O que pode cair em uma prova
Segundo o professor, a lei 13146/2005 deve ser estudada por todos os concurseiros. No que se refere à discriminação, por exemplo, o capítulo II (na íntegra, abaixo) aponta a igualdade e a não discriminação como fatores primordiais a serem estudados.
CAPÍTULO II
DA IGUALDADE E DA NÃO DISCRIMINAÇÃO
Art. 4o Toda pessoa com deficiência tem direito à igualdade de oportunidades com as demais pessoas e não sofrerá nenhuma espécie de discriminação.
§ 1o Considera-se discriminação em razão da deficiência toda forma de distinção, restrição ou exclusão, por ação ou omissão, que tenha o propósito ou o efeito de prejudicar, impedir ou anular o reconhecimento ou o exercício dos direitos e das liberdades fundamentais de pessoa com deficiência, incluindo a recusa de adaptações razoáveis e de fornecimento de tecnologias assistivas. § 2o A pessoa com deficiência não está obrigada à fruição de benefícios decorrentes de ação afirmativa.
Art. 5o A pessoa com deficiência será protegida de toda forma de negligência, discriminação, exploração, violência, tortura, crueldade, opressão e tratamento desumano ou degradante.

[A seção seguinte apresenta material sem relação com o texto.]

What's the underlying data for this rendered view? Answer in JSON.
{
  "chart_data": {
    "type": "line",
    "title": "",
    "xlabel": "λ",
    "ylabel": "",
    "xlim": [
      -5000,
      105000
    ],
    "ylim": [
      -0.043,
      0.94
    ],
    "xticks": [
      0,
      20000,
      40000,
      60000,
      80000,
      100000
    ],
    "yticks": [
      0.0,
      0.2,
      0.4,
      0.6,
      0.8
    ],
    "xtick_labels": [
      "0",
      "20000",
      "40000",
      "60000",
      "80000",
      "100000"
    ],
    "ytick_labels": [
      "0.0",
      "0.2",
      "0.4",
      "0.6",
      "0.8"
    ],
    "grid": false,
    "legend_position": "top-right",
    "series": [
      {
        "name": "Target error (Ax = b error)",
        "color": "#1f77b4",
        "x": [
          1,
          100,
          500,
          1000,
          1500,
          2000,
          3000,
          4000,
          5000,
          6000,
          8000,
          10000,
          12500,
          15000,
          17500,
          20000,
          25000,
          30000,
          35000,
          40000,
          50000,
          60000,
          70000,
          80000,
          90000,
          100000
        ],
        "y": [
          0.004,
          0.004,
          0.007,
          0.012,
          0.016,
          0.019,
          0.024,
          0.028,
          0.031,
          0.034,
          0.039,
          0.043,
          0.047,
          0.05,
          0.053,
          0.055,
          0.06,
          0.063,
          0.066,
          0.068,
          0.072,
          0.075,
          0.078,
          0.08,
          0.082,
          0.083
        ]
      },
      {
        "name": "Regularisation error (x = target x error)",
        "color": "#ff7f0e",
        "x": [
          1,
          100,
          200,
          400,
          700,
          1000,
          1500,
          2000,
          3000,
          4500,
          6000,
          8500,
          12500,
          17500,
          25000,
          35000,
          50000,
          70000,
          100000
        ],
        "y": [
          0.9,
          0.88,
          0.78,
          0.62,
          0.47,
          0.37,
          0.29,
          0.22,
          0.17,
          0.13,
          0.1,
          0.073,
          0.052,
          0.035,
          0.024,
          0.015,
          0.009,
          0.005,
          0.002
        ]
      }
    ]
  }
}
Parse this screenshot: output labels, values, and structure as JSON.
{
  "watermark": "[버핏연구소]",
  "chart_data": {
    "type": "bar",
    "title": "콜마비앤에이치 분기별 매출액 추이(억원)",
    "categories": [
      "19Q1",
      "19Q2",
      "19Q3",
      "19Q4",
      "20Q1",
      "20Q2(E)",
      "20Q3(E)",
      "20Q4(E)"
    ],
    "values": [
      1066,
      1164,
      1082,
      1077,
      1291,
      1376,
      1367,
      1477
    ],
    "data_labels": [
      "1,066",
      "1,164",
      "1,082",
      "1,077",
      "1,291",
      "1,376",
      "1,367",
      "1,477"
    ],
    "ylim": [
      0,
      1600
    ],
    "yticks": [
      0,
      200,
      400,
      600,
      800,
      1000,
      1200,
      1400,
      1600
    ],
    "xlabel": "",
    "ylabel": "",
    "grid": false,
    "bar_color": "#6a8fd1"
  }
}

Parágrafo único. Para os fins da proteção mencionada no caput deste artigo, são considerados especialmente vulneráveis a criança, o adolescente, a mulher e o idoso, com deficiência.
Art. 6o A deficiência não afeta a plena capacidade civil da pessoa, inclusive para:
I – casar-se e constituir união estável;
II – exercer direitos sexuais e reprodutivos;
III – exercer o direito de decidir sobre o número de filhos e de ter acesso a informações adequadas sobre reprodução e planejamento familiar;
IV – conservar sua fertilidade, sendo vedada a esterilização compulsória;
V – exercer o direito à família e à convivência familiar e comunitária; e
VI – exercer o direito à guarda, à tutela, à curatela e à adoção, como adotante ou adotando, em igualdade de oportunidades com as demais pessoas.
Art. 7o É dever de todos comunicar à autoridade competente qualquer forma de ameaça ou de violação aos direitos da pessoa com deficiência.
Parágrafo único. Se, no exercício de suas funções, os juízes e os tribunais tiverem conhecimento de fatos que caracterizem as violações previstas nesta Lei, devem remeter peças ao Ministério Público para as providências cabíveis.
Art. 8o É dever do Estado, da sociedade e da família assegurar à pessoa com deficiência, com prioridade, a efetivação dos direitos referentes à vida, à saúde, à sexualidade, à paternidade e à maternidade, à alimentação, à habitação, à educação, à profissionalização, ao trabalho, à previdência social, à habilitação e à reabilitação, ao transporte, à acessibilidade, à cultura, ao desporto, ao turismo, ao lazer, à informação, à comunicação, aos avanços científicos e tecnológicos, à dignidade, ao respeito, à liberdade, à convivência familiar e comunitária, entre outros decorrentes da Constituição Federal, da Convenção sobre os Direitos das Pessoas com Deficiência e seu Protocolo Facultativo e das leis e de outras normas que garantam seu bem-estar pessoal, social e econômico.
“O que nós temos atualmente é um enorme arcabouço legislativo. Quando falamos de uma pessoa com Transtorno do Espectro Autista, estamos falando de uma pessoa com deficiência”, finaliza o professor.